A Aderência ao Din e o Apelo à Razão

Por Ahmad Ismail

A fé no sentido que o Alcorão expõe aos humanos se fundamenta em dois elementos inerentes a natureza humana: o sentimento e a razão. Em diversas passagens o Alcorão exorta o homem para atentar à sua volta e para si próprio de maneira que através do sentimento e da razão ele se aperceba das realidades espirituais que compõem o Din (religião).

“Para que fui criado?” “Qual o sentido de minha vida nesse mundo?” “Há algum objetivo em minha existência?” Essas e outras questões relevantes permeiam a consciência humana, entretanto, comumente adotamos um modo de pensar e agir que coloca essas questões num plano secundário, como se não fizessem parte de nossa vida ou como se pertencessem a algo fora de nossos propósitos.
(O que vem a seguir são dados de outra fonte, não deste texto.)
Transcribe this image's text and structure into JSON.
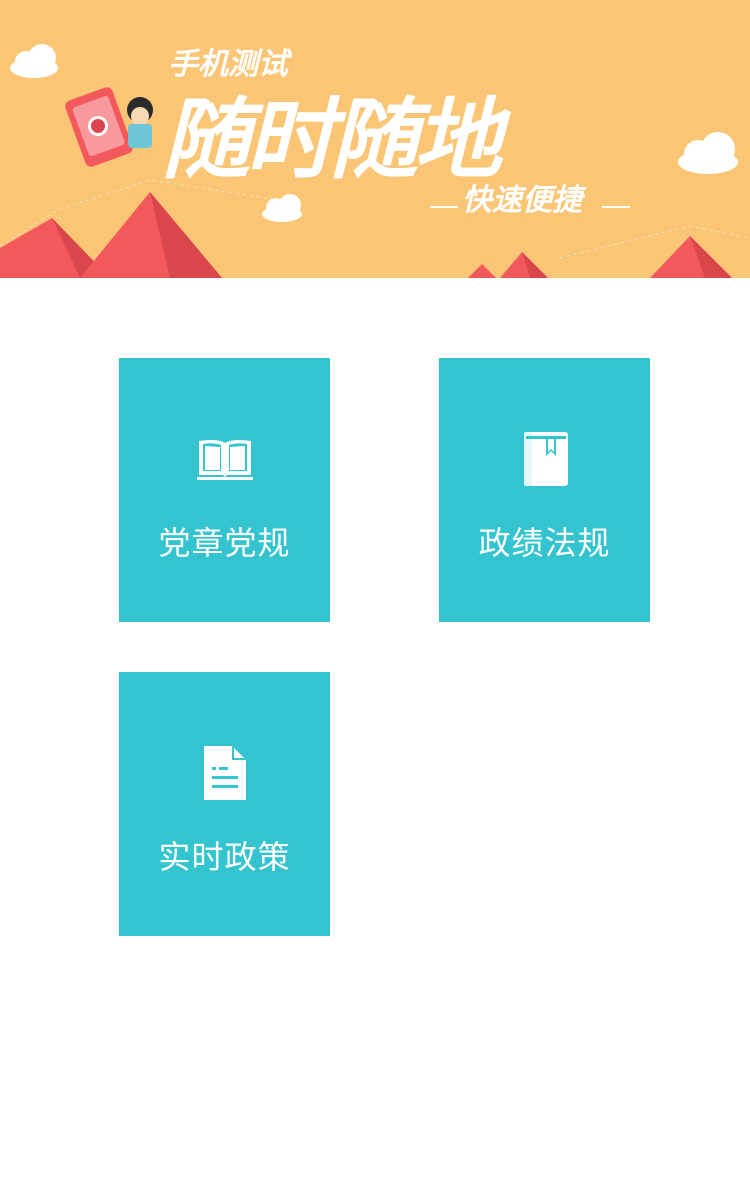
{
  "banner": {
    "kicker": "手机测试",
    "headline": "随时随地",
    "tagline": "快速便捷",
    "background_color": "#fbc576",
    "accent_color": "#f2585c"
  },
  "menu": {
    "tile_color": "#33c4cf",
    "items": [
      {
        "label": "党章党规",
        "icon": "open-book-icon"
      },
      {
        "label": "政绩法规",
        "icon": "bookmarked-book-icon"
      },
      {
        "label": "实时政策",
        "icon": "document-icon"
      }
    ]
  }
}
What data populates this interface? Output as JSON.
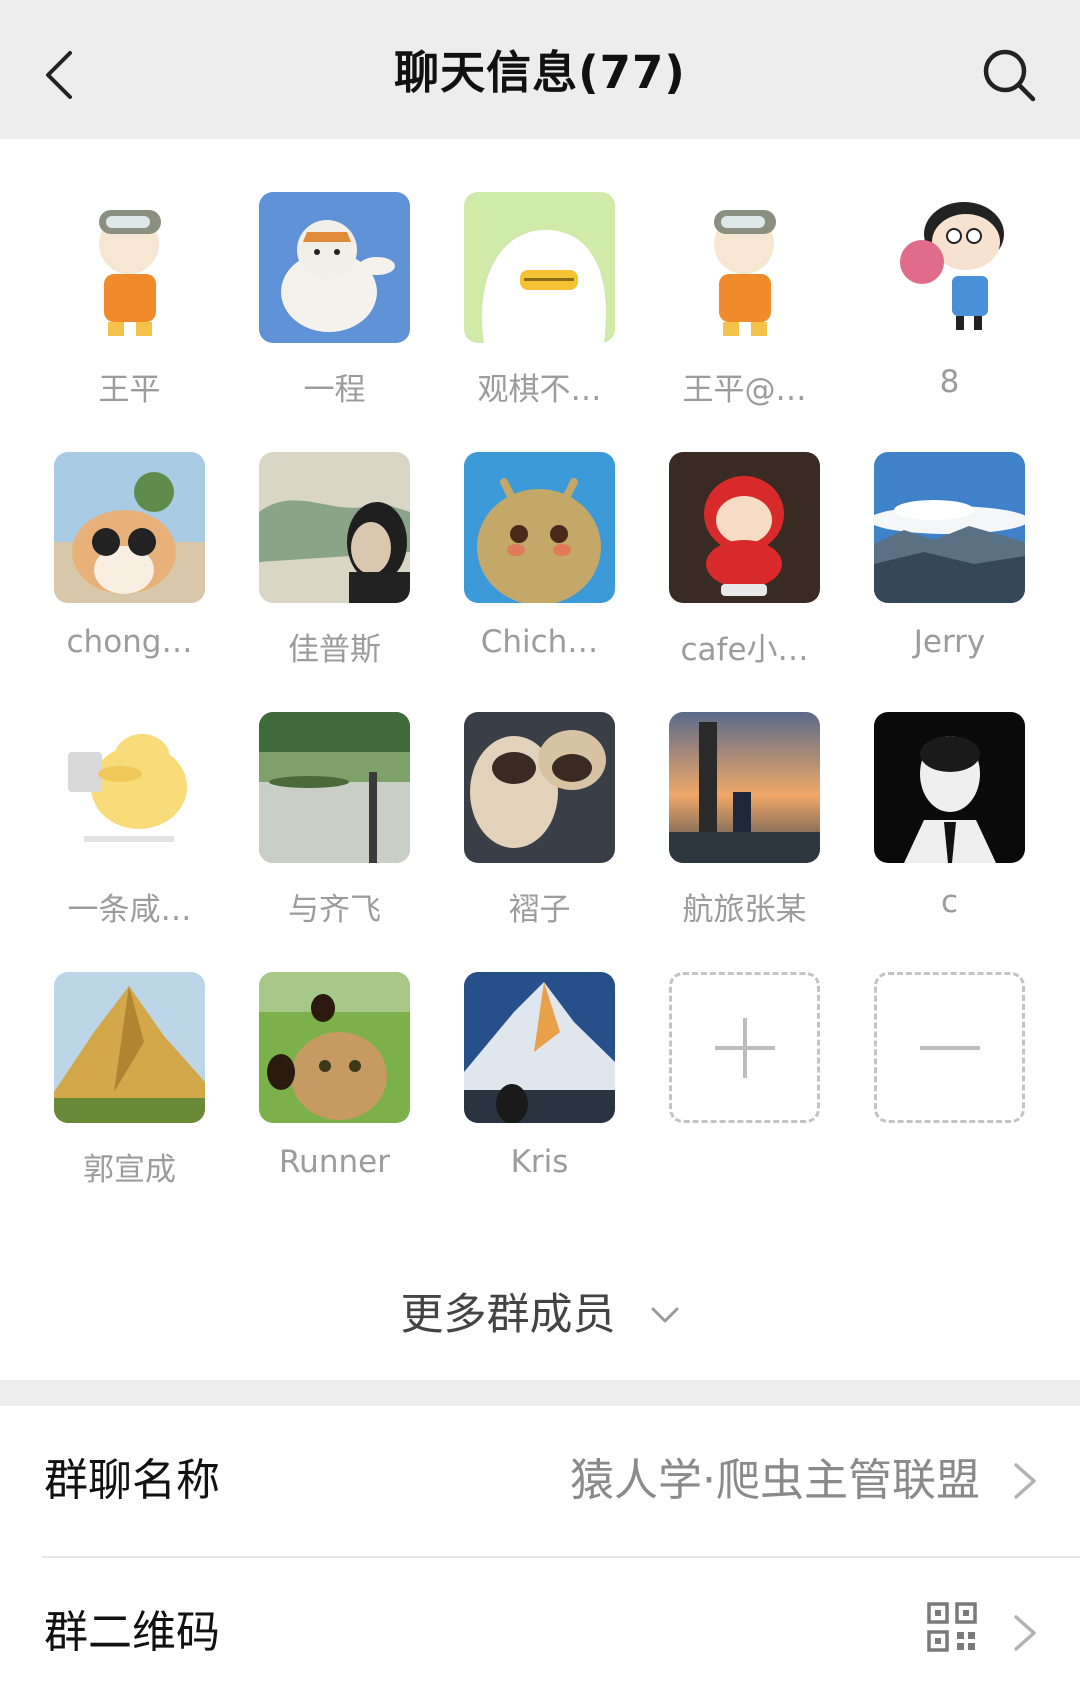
{
  "header": {
    "title": "聊天信息(77)",
    "back_icon": "chevron-left-icon",
    "search_icon": "search-icon"
  },
  "members": [
    {
      "name": "王平",
      "avatar": "firefighter-cartoon"
    },
    {
      "name": "一程",
      "avatar": "tiger-cartoon"
    },
    {
      "name": "观棋不…",
      "avatar": "white-duck-cartoon"
    },
    {
      "name": "王平@…",
      "avatar": "firefighter-cartoon"
    },
    {
      "name": "8",
      "avatar": "crayon-shin-chan-flowers"
    },
    {
      "name": "chong…",
      "avatar": "corgi-sunglasses"
    },
    {
      "name": "佳普斯",
      "avatar": "man-sketch"
    },
    {
      "name": "Chich…",
      "avatar": "dragon-plush"
    },
    {
      "name": "cafe小…",
      "avatar": "shin-chan-figure"
    },
    {
      "name": "Jerry",
      "avatar": "mountain-clouds"
    },
    {
      "name": "一条咸…",
      "avatar": "psyduck-sketch"
    },
    {
      "name": "与齐飞",
      "avatar": "lake-reflection"
    },
    {
      "name": "褶子",
      "avatar": "pug-dogs"
    },
    {
      "name": "航旅张某",
      "avatar": "seaside-sunset"
    },
    {
      "name": "c",
      "avatar": "man-portrait-bw"
    },
    {
      "name": "郭宣成",
      "avatar": "golden-mountain"
    },
    {
      "name": "Runner",
      "avatar": "cat-dogs-selfie"
    },
    {
      "name": "Kris",
      "avatar": "everest-peak"
    }
  ],
  "actions": {
    "add_icon": "plus-icon",
    "remove_icon": "minus-icon"
  },
  "more_members": {
    "label": "更多群成员",
    "icon": "chevron-down-icon"
  },
  "settings": {
    "group_name": {
      "label": "群聊名称",
      "value": "猿人学·爬虫主管联盟"
    },
    "group_qr": {
      "label": "群二维码",
      "icon": "qr-code-icon"
    }
  }
}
A Religião (no sentido mais verdadeiro do termo) é uma retomada dessas questões e o Alcorão adota como método o “chamar o homem à consciência de si e do mundo que o rodeia”. Sentimento e razão, fé e intelecto são chamados a um exame no qual não partem do princípio de “conflito”, pois o Islam nos ensina que a razão pode (e deve) ser iluminada pela fé e a fé pode ser amparada pela razão.

A LEI DIVINA

Uma das afirmações que se apresentam e que dá a razão essencial a mensagem divina trazida por todos os profetas enviados é a da “existência de uma LEI DIVINA”. Ou seja, desde que há um Criador e Senhor do universo, necessariamente existe uma LEI, um conjunto de preceitos ordenados pelo mesmo à criatura humana.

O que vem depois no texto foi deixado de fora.